Tag Archives: DNA nanobot

Surgical nanobots to be tested in humans in 2015?

Thanks to James Lewis at the Foresight Institute’s* blog and his Jan. 6, 2015 posting about an an announcement of human clinical trials for surgical nanobots (Note: Links have been removed),

… as structural DNA nanotechnology rapidly expanded the repertoire of atomically precise nanostructures that can be fabricated, it became possible to fabricate functional DNA nanostructures incorporating logic gates to deliver and release molecular cargo for medical applications, as we reported a couple years ago (DNA nanotechnology-based nanorobot delivers cell suicide message to cancer cells). More recently, DNA nanorobots have been coated with lipid to survive immune attack inside the body.

Lewis then notes this (Note: A link has been removed),

 … “Ido Bachelet announces 2015 human trial of DNA nanobots to fight cancer and soon to repair spinal cords“:

At the British Friends of Bar-Ilan University’s event in Otto Uomo October 2014 Professor Ido Bachelet announced the beginning of the human treatment with nanomedicine. He indicates DNA nanobots can currently identify cells in humans with 12 different types of cancer tumors.

A human patient with late stage leukemia will be given DNA nanobot treatment. Without the DNA nanobot treatment the patient would be expected to die in the summer of 2015. Based upon animal trials they expect to remove the cancer within one month.

The information was excerpted from Brian Wang’s Dec. 27, 2014 post on his Nextbigfuture blog,

One Trillion 50 nanometer nanobots in a syringe will be injected into people to perform cellular surgery.

The DNA nanobots have been tuned to not cause an immune response. They have been adjusted for different kinds of medical procedures. Procedures can be quick or ones that last many days.

Using DNA origami and molecular programming, they are reality. These nanobots can seek and kill cancer cells, mimic social insect behaviors, carry out logical operators like a computer in a living animal, and they can be controlled from an Xbox. Ido Bachelet from the bio-design lab at Bar Ilan University explains this technology and how it will change medicine in the near future.

I advise reading both Wang’s and Lewis’ posts in their entirety. To give you a sense of how their posts differ (Lewis is more technical), I solicited information from the websites hosting their blog postings.

Here’s more about Wang from the About page on the Nextbigfuture blog,

Brian L. Wang, M.B.A. is a long time futurist. A lecturer at the Singularity University and Nextbigfuture.com author. He worked on the most recent ten year plan for the Institute for the Future and at a two day Institute for the Future workshop with Universities and City planners in Hong Kong (advising the city of Hong Kong on their future plans). He had a TEDx lecture on Energy. Brian is available as a speaker for corporations and organizations that value accurate and detailed insight into the development of technology global trends.

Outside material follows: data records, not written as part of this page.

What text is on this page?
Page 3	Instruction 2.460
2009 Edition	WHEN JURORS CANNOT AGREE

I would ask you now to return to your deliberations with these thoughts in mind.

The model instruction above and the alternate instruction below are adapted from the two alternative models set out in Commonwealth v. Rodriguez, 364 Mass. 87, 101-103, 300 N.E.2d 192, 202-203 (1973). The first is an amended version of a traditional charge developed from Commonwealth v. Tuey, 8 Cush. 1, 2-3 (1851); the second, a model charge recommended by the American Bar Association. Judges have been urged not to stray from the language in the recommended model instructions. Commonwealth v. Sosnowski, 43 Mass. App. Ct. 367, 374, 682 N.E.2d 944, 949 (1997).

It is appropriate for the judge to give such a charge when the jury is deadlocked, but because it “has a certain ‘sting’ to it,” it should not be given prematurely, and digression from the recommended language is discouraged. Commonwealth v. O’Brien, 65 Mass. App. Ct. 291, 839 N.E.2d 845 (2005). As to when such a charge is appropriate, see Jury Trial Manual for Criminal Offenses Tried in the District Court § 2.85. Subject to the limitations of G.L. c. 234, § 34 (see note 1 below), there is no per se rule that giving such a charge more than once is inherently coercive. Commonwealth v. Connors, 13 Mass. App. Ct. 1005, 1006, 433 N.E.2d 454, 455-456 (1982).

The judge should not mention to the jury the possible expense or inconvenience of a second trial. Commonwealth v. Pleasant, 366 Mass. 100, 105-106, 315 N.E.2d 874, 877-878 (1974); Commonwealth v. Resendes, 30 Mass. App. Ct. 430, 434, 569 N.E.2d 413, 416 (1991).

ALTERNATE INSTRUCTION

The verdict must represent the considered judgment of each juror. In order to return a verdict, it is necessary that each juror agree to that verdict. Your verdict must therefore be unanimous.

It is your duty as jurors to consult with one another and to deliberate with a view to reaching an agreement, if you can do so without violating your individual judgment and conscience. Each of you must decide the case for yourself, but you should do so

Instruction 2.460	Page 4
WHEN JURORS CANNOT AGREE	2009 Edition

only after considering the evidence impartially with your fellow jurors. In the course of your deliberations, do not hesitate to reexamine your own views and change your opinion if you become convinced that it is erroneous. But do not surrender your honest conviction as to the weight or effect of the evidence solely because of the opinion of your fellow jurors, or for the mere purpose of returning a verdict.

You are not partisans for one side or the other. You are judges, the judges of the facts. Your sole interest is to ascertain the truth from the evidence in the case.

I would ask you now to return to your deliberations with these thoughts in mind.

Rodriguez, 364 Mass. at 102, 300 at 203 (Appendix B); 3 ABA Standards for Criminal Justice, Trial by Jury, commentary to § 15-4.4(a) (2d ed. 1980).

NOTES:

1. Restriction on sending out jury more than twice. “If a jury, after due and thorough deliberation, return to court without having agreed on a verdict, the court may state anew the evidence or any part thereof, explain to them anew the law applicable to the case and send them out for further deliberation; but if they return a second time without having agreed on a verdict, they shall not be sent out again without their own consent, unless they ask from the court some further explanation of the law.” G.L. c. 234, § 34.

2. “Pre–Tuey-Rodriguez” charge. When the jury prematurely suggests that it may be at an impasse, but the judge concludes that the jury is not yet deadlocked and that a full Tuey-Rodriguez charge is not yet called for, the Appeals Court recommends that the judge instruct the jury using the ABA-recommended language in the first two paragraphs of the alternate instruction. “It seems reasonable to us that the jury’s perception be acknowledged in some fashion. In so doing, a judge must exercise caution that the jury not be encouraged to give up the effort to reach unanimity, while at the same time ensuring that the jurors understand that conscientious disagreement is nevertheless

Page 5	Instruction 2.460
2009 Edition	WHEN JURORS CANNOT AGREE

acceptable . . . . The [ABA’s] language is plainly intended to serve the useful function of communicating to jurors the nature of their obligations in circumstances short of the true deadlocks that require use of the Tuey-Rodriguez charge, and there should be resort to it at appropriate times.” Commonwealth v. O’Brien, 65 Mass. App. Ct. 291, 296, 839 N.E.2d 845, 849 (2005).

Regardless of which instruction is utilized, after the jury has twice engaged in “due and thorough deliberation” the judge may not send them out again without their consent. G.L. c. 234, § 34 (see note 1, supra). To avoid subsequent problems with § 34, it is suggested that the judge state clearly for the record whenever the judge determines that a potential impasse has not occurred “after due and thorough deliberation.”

Lewis provides a contrast (from the About page listing Lewis on the Foresight Institute website),

Jim received a B.A. in chemistry from the University of Pennsylvania in 1967, an M.A. in chemistry from Harvard University in 1968, and a Ph.D. in chemistry, from Harvard University in 1972. After doing postdoctoral research at the Swiss Institute for Experimental Cancer Research, Lausanne, Switzerland, from 1971-1973, Jim did research in the molecular biology of tumor viruses at Cold Spring Harbor Laboratory, Cold Spring Harbor, NY, from 1973-1980, first as a postdoctoral researcher, and then as a Staff Investigator and Senior Staff Investigator. He continued his research as an Associate Member, Basic Sciences Division, Fred Hutchinson Cancer Research Center, Seattle, WA, from 1980-1988, and then joined the Bristol-Myers Squibb Pharmaceutical Research Institute in Seattle, WA, as a Senior Research Investigator from 1988-1996. Since 1996 he has been working as a consultant on nanotechnology.

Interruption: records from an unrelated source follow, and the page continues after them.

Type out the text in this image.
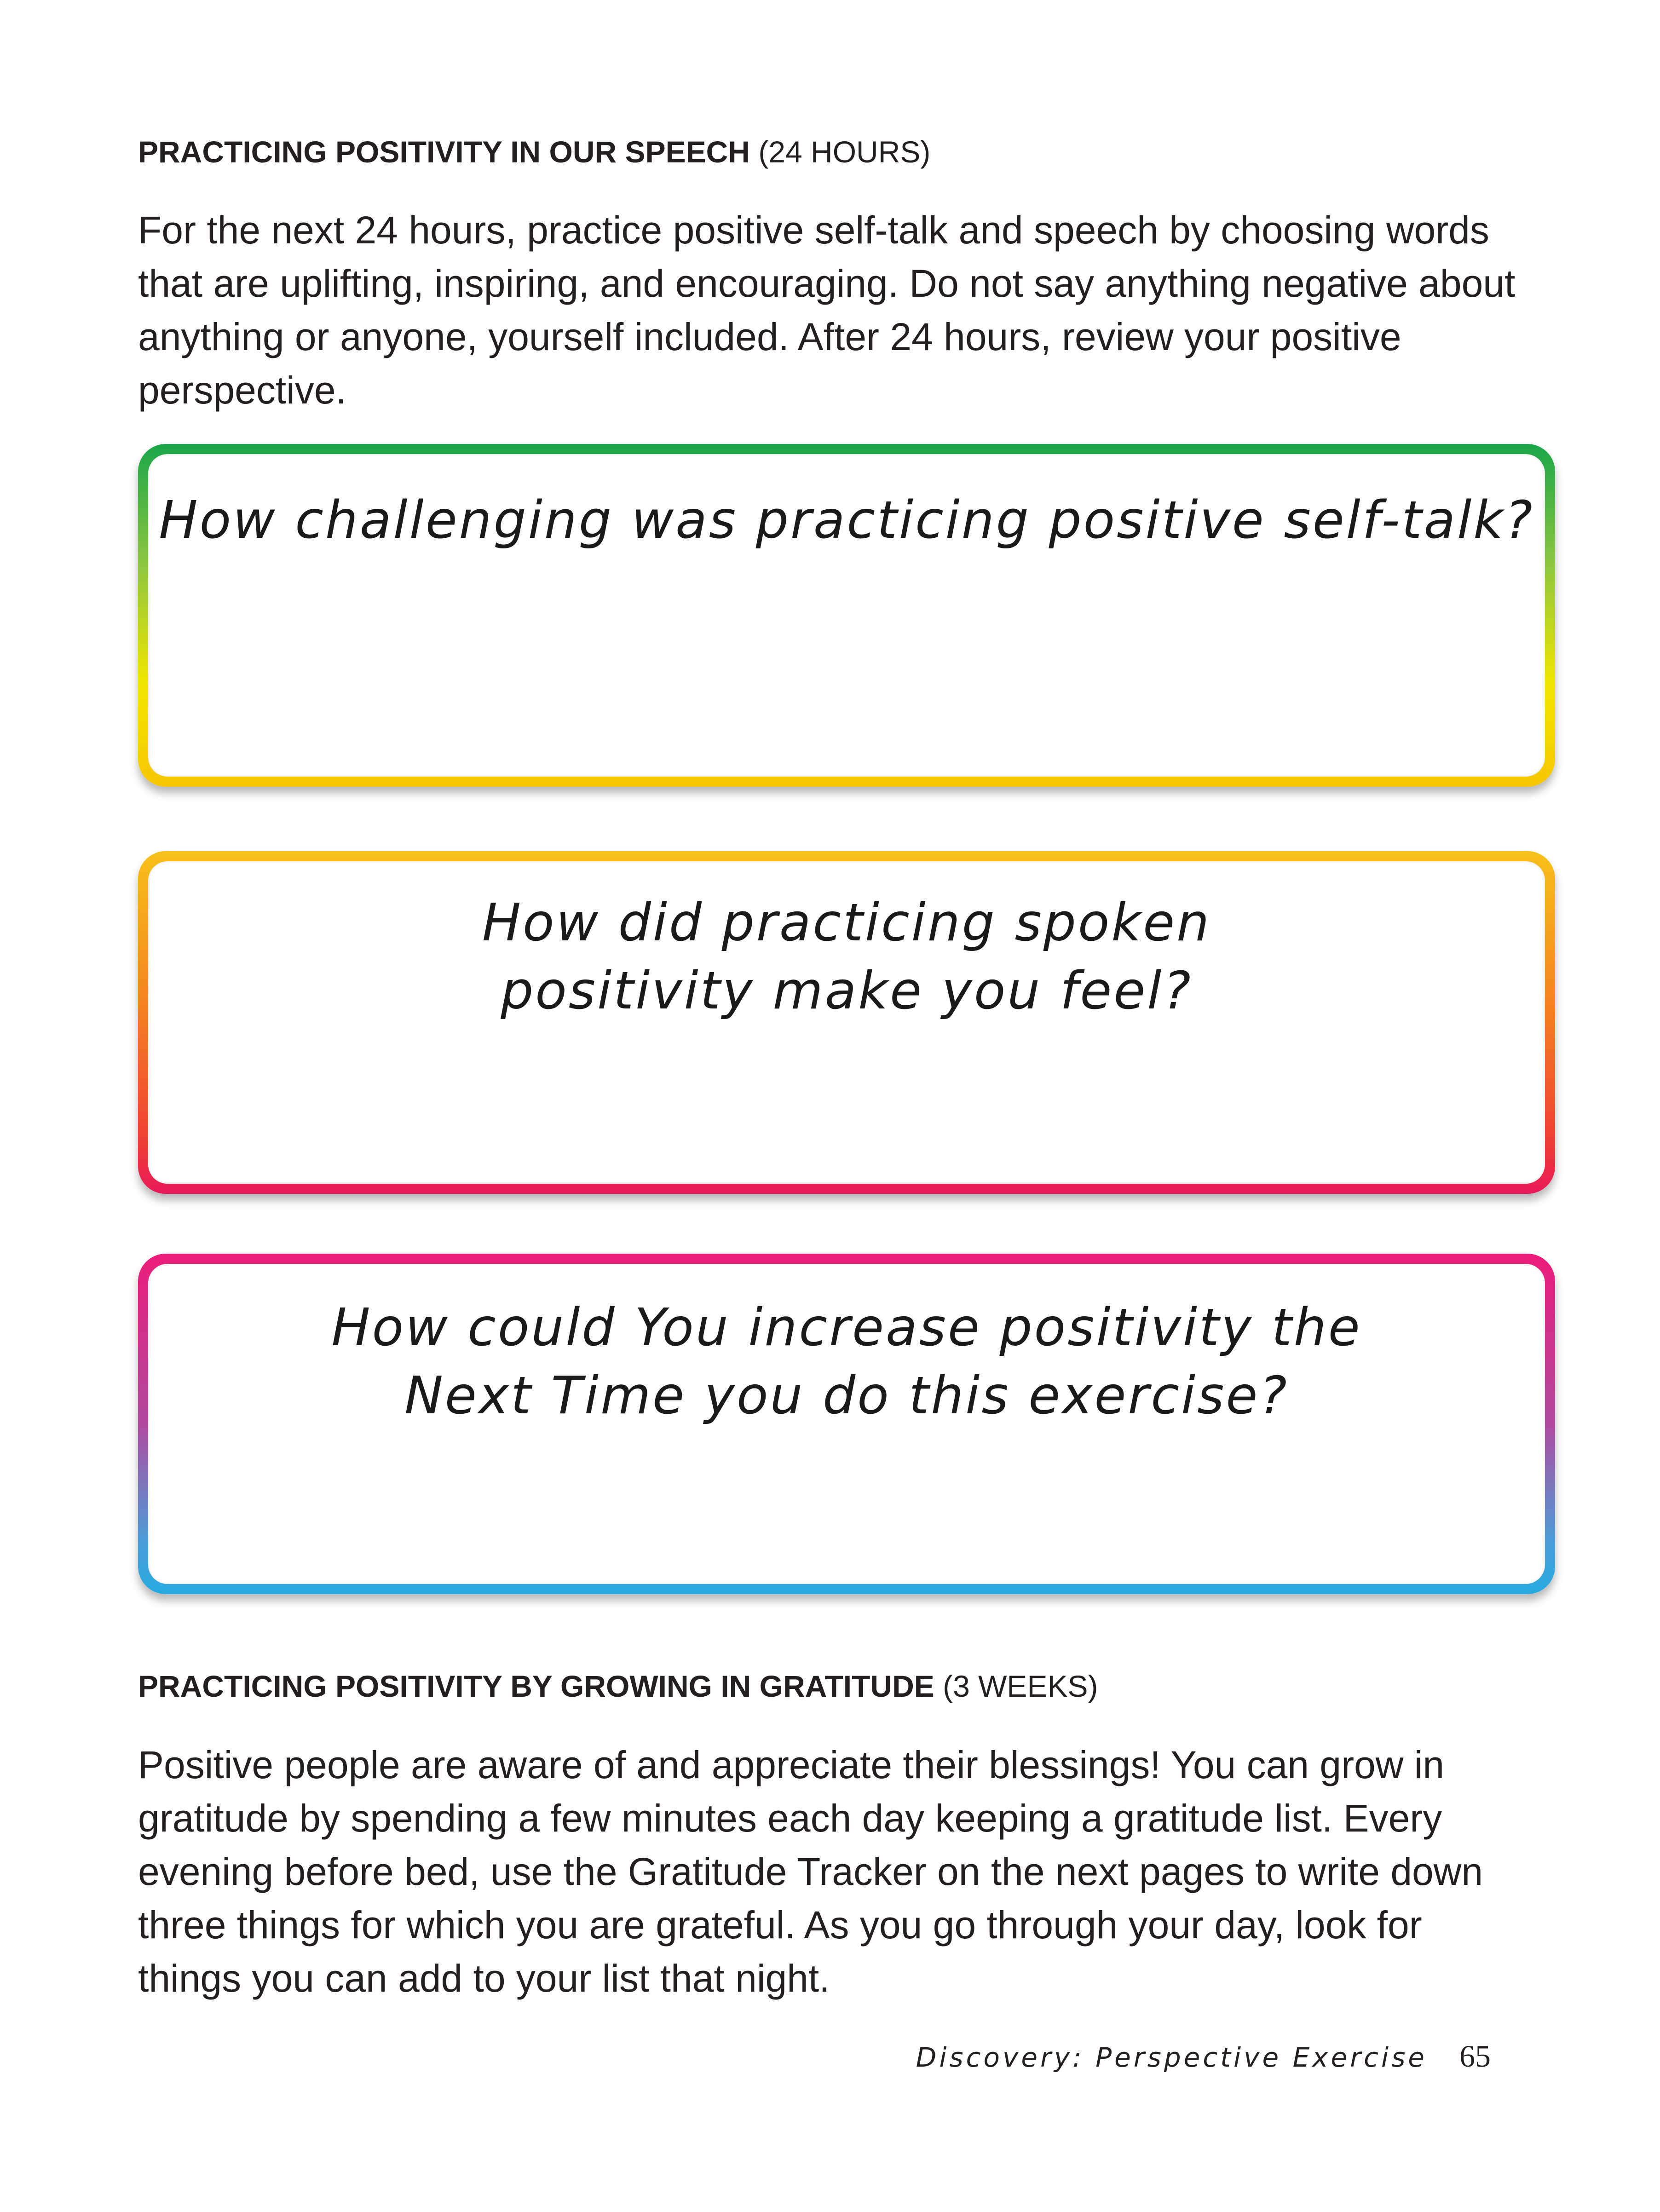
PRACTICING POSITIVITY IN OUR SPEECH (24 HOURS)

For the next 24 hours, practice positive self-talk and speech by choosing words that are uplifting, inspiring, and encouraging. Do not say anything negative about anything or anyone, yourself included. After 24 hours, review your positive perspective.

How challenging was practicing positive self-talk?
How did practicing spoken
positivity make you feel?
How could You increase positivity the
Next Time you do this exercise?
PRACTICING POSITIVITY BY GROWING IN GRATITUDE (3 WEEKS)

Positive people are aware of and appreciate their blessings! You can grow in gratitude by spending a few minutes each day keeping a gratitude list. Every evening before bed, use the Gratitude Tracker on the next pages to write down three things for which you are grateful. As you go through your day, look for things you can add to your list that night.

Discovery: Perspective Exercise 65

Getting back to Bachelet, his team’s work, a precursor for this latest initiative, has been featured here before in an April 11, 2014 post,

This latest cockroach item, which concerns new therapeutic approaches, comes from an April 8, 2014 article by Sarah Spickernell for New Scientist (Note: A link has been removed),

It’s a computer – inside a cockroach. Nano-sized entities made of DNA that are able to perform the same kind of logic operations as a silicon-based computer have been introduced into a living animal.

Ido Bachelet can be seen in this February 2014 video describing the proposed surgical nanobots,

Bar-Ilan University where Bachelet works is located in Israel. You can find more information about this work and more on the Research group for Bio-Design website.

*The possessive was moved from Foresight to Institute as in Institute’s on Nov. 11, 2015.